Jeffrey, in her obituary of Rhodes in The Herald, described the painter as "tall, austerely beautiful, charismatic and soft-spoken" and a person who "embodied the life of the independent artist and determined dedication to her chosen path." She had a child from a twelve-year relationship with the artist Richard Walker and lived with the writer and artist Merlin James from 2004 until her death. There were no children of the second relationship.

==Artistic style and analysis==
Rhodes admired the work of Stefano di Giovanni, Nicolas Poussin, Jean-Baptiste-Siméon Chardin and Walter Sickert. She worked slowly, using oils, "in a very, very concentrated way", using medium-density fibreboard and plywood panels. This meant only a small number of paintings were produced each year. She used a variety of source material, including aerial photographs, travel, art and geography books. The compositions, which have been described as if "seen from a low-flying plane", were carefully planned, copied onto a painting board. Creating a slightly unsettling view, a balance "between the plausible and provocative." Journalist Morgan Falconer wrote Rhodes' works "appear to continue without end beyond the frame."

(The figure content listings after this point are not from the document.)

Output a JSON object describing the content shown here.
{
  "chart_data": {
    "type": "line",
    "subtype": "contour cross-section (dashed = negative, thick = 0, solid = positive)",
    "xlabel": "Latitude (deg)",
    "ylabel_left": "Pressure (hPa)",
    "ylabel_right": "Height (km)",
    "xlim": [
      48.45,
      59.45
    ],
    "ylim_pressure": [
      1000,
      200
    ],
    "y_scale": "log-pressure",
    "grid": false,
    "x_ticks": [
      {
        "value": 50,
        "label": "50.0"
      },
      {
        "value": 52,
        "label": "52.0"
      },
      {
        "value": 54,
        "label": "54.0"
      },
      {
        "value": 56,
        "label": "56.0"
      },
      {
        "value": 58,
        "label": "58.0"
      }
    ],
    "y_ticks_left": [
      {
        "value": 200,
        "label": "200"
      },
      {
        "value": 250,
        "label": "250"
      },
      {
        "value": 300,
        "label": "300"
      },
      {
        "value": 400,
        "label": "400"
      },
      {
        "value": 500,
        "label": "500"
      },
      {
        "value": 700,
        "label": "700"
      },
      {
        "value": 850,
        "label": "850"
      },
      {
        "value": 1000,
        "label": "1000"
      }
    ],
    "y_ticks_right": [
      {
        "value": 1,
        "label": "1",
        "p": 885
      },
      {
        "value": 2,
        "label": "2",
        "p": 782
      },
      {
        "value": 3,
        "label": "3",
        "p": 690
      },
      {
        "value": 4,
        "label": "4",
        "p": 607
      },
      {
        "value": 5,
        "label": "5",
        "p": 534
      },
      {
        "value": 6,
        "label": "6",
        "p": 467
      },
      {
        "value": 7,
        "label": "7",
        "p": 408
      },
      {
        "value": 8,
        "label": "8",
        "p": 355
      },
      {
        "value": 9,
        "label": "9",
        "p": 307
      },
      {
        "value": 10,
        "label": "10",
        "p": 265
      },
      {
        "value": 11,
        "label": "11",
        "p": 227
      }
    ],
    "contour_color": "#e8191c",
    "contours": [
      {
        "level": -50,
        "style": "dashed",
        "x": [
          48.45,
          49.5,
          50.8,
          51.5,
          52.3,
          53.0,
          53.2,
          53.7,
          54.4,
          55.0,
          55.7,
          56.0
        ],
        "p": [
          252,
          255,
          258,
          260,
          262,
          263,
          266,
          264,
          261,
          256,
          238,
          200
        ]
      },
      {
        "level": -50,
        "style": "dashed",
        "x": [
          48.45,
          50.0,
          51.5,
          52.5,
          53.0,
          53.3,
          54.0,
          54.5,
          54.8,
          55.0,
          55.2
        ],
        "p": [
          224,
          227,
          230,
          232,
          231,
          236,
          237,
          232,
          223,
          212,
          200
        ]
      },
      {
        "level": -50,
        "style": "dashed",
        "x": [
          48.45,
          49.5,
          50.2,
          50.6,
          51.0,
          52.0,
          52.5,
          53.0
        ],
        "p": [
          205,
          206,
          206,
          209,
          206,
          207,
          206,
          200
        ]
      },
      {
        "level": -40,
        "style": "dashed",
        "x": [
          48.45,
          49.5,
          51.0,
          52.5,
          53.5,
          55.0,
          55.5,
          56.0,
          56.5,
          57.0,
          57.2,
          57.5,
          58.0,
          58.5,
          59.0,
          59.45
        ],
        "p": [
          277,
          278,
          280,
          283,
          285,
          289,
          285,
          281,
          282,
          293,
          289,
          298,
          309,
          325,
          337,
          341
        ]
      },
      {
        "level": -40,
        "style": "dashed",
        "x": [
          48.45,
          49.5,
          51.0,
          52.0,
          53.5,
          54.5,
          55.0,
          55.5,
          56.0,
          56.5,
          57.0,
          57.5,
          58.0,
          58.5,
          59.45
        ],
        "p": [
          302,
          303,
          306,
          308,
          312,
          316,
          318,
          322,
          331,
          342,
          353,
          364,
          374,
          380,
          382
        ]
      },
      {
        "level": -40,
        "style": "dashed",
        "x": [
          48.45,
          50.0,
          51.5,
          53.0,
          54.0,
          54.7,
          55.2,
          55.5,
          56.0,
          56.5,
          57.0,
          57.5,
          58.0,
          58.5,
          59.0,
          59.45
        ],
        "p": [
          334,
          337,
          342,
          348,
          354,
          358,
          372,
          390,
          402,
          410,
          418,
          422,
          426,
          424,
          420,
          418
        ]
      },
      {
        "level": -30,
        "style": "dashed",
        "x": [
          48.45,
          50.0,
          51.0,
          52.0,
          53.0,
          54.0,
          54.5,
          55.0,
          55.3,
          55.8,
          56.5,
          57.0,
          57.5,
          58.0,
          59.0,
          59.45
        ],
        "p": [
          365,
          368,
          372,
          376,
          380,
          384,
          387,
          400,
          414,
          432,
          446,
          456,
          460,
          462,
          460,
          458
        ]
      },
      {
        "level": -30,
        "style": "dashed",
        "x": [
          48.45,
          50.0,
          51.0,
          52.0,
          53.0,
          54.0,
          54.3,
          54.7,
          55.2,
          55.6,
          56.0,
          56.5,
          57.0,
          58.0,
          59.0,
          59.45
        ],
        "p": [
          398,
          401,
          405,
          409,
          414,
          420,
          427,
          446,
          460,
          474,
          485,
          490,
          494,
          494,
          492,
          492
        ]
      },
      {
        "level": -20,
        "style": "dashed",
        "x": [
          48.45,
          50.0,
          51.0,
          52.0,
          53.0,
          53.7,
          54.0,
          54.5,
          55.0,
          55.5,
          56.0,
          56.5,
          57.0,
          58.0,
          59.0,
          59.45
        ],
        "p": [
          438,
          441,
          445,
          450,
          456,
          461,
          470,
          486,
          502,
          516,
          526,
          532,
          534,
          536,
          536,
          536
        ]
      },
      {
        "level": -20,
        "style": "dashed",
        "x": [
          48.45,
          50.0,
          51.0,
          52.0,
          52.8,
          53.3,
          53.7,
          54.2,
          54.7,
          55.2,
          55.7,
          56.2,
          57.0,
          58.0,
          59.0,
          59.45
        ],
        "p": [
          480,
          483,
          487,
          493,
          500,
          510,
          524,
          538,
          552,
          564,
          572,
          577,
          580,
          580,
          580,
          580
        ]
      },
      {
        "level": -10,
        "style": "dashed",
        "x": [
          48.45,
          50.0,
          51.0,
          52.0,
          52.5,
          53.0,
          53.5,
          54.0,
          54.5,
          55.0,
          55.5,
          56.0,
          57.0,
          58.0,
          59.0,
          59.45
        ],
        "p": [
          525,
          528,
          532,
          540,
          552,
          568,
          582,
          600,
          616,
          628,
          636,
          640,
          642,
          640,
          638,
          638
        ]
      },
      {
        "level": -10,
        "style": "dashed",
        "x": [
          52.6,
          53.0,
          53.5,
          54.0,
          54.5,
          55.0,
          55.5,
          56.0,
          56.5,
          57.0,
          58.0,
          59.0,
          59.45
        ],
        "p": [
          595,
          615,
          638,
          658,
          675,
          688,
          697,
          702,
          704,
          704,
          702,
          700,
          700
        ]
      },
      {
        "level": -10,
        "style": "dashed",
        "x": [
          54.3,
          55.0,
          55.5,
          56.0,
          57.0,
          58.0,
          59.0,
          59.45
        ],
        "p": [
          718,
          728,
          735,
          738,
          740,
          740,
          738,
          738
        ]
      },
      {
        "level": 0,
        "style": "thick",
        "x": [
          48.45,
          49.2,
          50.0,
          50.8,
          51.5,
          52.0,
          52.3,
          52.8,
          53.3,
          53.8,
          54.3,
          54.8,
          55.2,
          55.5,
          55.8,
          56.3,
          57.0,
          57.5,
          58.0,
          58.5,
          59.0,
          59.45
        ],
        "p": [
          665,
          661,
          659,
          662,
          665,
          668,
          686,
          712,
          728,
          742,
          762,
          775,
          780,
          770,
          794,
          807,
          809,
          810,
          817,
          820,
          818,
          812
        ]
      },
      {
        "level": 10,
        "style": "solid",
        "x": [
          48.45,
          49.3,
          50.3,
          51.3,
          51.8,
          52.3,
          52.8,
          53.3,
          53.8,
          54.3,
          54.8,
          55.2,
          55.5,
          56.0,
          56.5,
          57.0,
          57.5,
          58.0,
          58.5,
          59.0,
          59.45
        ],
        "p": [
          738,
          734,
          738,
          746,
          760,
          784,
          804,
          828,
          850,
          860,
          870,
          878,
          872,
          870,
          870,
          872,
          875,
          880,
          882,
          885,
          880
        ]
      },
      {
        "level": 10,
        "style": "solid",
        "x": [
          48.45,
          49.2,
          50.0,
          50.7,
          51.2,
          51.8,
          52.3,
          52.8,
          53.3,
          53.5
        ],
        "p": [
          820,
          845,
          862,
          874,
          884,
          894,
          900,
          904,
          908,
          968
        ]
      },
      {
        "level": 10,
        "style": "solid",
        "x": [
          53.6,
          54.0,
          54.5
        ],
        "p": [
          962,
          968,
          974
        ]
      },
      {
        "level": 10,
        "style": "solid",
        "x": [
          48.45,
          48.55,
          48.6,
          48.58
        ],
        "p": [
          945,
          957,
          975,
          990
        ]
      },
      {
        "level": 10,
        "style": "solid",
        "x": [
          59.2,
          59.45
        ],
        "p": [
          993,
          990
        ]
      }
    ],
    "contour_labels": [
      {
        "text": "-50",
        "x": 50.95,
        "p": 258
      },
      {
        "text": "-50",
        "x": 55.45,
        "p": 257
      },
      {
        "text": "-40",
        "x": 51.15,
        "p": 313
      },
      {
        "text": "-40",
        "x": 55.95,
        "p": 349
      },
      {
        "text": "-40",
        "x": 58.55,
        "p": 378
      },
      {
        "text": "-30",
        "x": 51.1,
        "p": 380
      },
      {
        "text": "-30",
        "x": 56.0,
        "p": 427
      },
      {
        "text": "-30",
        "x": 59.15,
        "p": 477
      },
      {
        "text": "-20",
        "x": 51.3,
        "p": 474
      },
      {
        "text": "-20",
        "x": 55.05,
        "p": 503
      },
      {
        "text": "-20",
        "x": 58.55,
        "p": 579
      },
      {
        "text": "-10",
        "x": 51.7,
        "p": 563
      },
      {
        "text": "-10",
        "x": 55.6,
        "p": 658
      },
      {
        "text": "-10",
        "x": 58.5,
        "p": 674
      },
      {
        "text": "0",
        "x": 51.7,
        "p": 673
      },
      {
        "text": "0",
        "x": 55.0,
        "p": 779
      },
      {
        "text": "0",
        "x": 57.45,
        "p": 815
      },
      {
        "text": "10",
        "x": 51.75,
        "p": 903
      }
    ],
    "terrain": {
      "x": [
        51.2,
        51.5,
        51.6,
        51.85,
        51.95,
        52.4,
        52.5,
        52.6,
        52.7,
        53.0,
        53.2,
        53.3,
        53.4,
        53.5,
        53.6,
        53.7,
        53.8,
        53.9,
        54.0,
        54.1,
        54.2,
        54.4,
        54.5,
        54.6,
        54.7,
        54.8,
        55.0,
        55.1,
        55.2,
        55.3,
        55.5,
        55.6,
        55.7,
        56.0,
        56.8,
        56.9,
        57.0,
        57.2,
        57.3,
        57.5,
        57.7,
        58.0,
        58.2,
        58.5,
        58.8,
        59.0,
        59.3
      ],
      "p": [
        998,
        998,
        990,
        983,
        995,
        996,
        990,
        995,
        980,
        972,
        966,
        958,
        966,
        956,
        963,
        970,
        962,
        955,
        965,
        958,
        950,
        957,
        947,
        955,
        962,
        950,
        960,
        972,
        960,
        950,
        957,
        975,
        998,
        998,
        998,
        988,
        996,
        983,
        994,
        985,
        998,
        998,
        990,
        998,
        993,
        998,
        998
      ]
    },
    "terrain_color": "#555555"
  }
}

Rhodes’s work has been discussed my many critics. Tom Lubbock in The Independent wrote the viewpoint and the semi-fictional approach Rhodes employed was "the opposite of a gimmick: an idea that bestows great freedom of operation." The New York Times' Ken Johnson observed that in her works "roads cut straight or wind across the rectangle, dividing broad areas textured to resemble agricultural fields, forests, sand or bodies of water." In the Architects' Journal Rory Olcayto noted the colours used are "pale, as if drenched by the sun or washed through by rain." Patrick Elliott for The Scotsman called each painting "a carefully judged marriage of precision and ambiguity. They are not political statements, or at least not overtly so, and she spoke of them in terms of colour, brushwork and composition."